Monday, January 21, 2008

Caldo Gallego a la Scarborough Fair

During my time at university I spent almost a year in Spain. I was living in Galicia in Spain's beautiful north where the hills are green and the winters cold and where you will see snow almost every winter. To keep warm during the colder months, the people in Galicia, gallegos as they call themselves, cook up a rich and warming stew, the Caldo Gallego.

The main ingredients are white beans, potatoes and two leafy greens I cannot come by in Germany, namely rapini and collard greens, these can be perfectly substituted with curly kale. Alas, the original also contains copious amounts of that-which-must-not-be-named but I chose to just ignore that. This soup is not to be confused with the similar Portuguese Caldo Verde. Caldo Verde does not contain beans and is more on the light side, served as a starter. Caldo Gallego however is a thick, filling soup that is usually served as a one-pot meal.

I fell in love in Spain - with this creamy, rich, aromatic stew and after going vegan this was the first thing I tried in its all-vegetable version. I had been planning on making this my contribution for HotM. While I was making the soup, I was humming the tune of Scarborough Fair. It was then I realized that I happened to have fresh parsley, sage, rosemary, and thyme on hand.
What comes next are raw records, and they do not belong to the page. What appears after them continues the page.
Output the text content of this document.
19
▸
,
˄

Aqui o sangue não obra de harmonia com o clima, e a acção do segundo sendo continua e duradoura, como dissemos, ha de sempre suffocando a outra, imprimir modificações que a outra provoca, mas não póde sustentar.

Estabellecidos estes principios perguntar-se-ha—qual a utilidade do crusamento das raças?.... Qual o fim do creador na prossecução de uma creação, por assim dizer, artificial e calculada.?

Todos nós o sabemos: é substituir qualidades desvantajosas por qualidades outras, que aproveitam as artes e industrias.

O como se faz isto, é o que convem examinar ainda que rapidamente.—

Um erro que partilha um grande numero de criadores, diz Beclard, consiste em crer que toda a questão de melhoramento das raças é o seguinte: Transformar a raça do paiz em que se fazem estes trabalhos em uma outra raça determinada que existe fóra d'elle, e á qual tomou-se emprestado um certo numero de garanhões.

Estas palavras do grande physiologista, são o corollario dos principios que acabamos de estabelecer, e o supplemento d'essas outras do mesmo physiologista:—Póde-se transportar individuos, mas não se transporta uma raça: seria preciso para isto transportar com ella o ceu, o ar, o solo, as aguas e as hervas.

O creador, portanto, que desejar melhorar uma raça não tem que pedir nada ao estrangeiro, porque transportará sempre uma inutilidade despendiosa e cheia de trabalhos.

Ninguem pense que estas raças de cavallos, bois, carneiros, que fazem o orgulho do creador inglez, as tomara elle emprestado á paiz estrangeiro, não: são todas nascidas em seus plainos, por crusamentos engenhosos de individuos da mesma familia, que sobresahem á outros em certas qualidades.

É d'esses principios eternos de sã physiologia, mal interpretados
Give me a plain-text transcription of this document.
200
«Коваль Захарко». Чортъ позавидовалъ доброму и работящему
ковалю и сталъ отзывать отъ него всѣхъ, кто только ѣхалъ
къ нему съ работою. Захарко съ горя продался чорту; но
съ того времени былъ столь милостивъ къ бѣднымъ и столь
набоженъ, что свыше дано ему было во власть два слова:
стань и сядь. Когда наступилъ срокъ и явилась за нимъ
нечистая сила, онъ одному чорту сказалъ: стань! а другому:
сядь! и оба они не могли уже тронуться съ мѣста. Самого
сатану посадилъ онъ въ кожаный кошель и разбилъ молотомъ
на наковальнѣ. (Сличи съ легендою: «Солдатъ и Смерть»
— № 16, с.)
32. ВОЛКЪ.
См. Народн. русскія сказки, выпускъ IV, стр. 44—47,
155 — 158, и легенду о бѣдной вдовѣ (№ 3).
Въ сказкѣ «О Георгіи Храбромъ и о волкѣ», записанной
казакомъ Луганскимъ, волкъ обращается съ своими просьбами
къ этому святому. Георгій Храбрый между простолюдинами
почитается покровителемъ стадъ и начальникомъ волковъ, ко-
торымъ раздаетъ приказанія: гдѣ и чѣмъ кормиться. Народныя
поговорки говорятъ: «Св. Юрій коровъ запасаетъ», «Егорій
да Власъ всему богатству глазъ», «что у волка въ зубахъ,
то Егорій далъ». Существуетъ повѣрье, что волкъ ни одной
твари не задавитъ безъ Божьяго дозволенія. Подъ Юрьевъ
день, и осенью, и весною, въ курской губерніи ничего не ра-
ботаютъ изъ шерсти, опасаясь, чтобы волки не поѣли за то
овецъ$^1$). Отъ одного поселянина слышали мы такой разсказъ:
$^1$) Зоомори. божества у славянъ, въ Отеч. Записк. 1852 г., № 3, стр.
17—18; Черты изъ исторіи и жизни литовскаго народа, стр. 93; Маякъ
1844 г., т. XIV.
So in order to give this recipe a twist and make it even more heart healthy I added the English touch to this Spanish stew - the Scarborough fair herbs.
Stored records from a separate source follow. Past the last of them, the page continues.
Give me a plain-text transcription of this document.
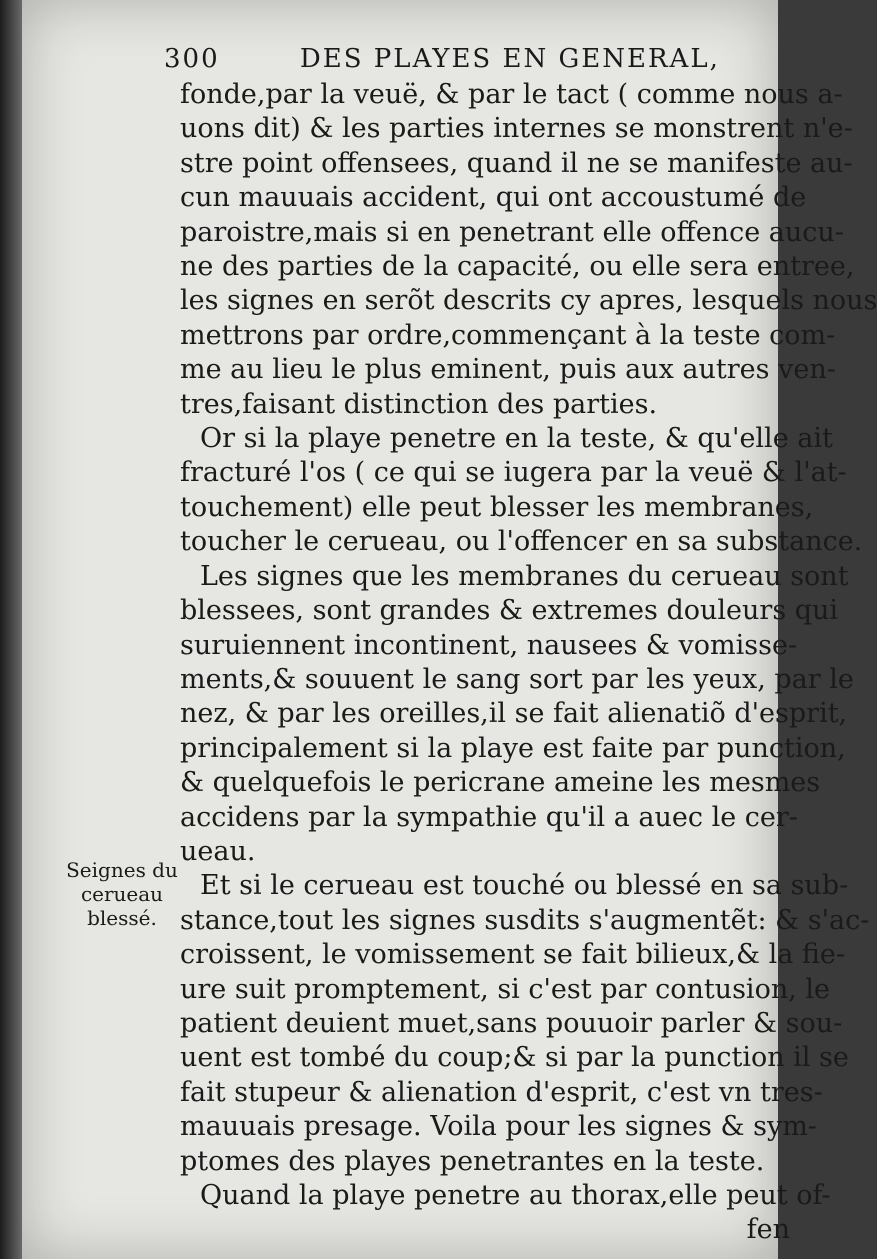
300	DES PLAYES EN GENERAL,
Seignes du
cerueau
blessé.
fonde,par la veuë, & par le tact ( comme nous a-
uons dit) & les parties internes se monstrent n'e-
stre point offensees, quand il ne se manifeste au-
cun mauuais accident, qui ont accoustumé de
paroistre,mais si en penetrant elle offence aucu-
ne des parties de la capacité, ou elle sera entree,
les signes en serõt descrits cy apres, lesquels nous
mettrons par ordre,commençant à la teste com-
me au lieu le plus eminent, puis aux autres ven-
tres,faisant distinction des parties.
Or si la playe penetre en la teste, & qu'elle ait
fracturé l'os ( ce qui se iugera par la veuë & l'at-
touchement) elle peut blesser les membranes,
toucher le cerueau, ou l'offencer en sa substance.
Les signes que les membranes du cerueau sont
blessees, sont grandes & extremes douleurs qui
suruiennent incontinent, nausees & vomisse-
ments,& souuent le sang sort par les yeux, par le
nez, & par les oreilles,il se fait alienatiõ d'esprit,
principalement si la playe est faite par punction,
& quelquefois le pericrane ameine les mesmes
accidens par la sympathie qu'il a auec le cer-
ueau.
Et si le cerueau est touché ou blessé en sa sub-
stance,tout les signes susdits s'augmentẽt: & s'ac-
croissent, le vomissement se fait bilieux,& la fie-
ure suit promptement, si c'est par contusion, le
patient deuient muet,sans pouuoir parler & sou-
uent est tombé du coup;& si par la punction il se
fait stupeur & alienation d'esprit, c'est vn tres-
mauuais presage. Voila pour les signes & sym-
ptomes des playes penetrantes en la teste.
Quand la playe penetre au thorax,elle peut of-
fen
Caldo Gallego a la Scarborough Fair

1 cup uncooked white beans
1 onion
3 cloves of garlic
2 bay leaves
vegetable stock (ideally homemade to make it super heart-healthy)

2 cups potatoes, peeled and cubed
4 cups curly kale, roughly chopped

1 tablespoon parsley, chopped
1 sage leaf, chopped
1/2 teaspoon rosemary, chopped
1/2 teaspoon thyme, chopped

sea salt to taste
extra virgin olive oil

Soak the beans overnight. Cook them the next day with the bay leaves and the diced onion and garlic until tender. Do not add salt (or salty instant stock) before the beans are tender.

When the beans are done, remove the bay leaves and add the potato cubes and the kale. Cook until tender, around 15 minutes. If you are using homemade stock, you need to add only very little salt since the broth will be very aromatic already, an added heart-healthy bonus. For serving, sprinkle each plate with some of the herbs and give it a drizzle with your finest extra virgin olive oil.

Serves two.

Fat-free depends on the use of fat-free ingredients.
Gluten-free depends on the use of gluten-free ingredients.

2 comments:

Vegan_Noodle said...

Looks delicious!! Are collard greens just not popular in Germany? They are all over the south in the US... tradition I suppose. I like kale better anyways :-)

Anke said...

I've never seen those plants in Germany that they put in the soup in Spain. When I looked up their Spanish names on Wikipedia, it only offered translations to Gallego, Portuguese, English, and Swedish. (Swedish???).

And the older Gallegos who were immigrant workers in Germany in the fifties still remembered that they could never find the proper greens to put into their soups.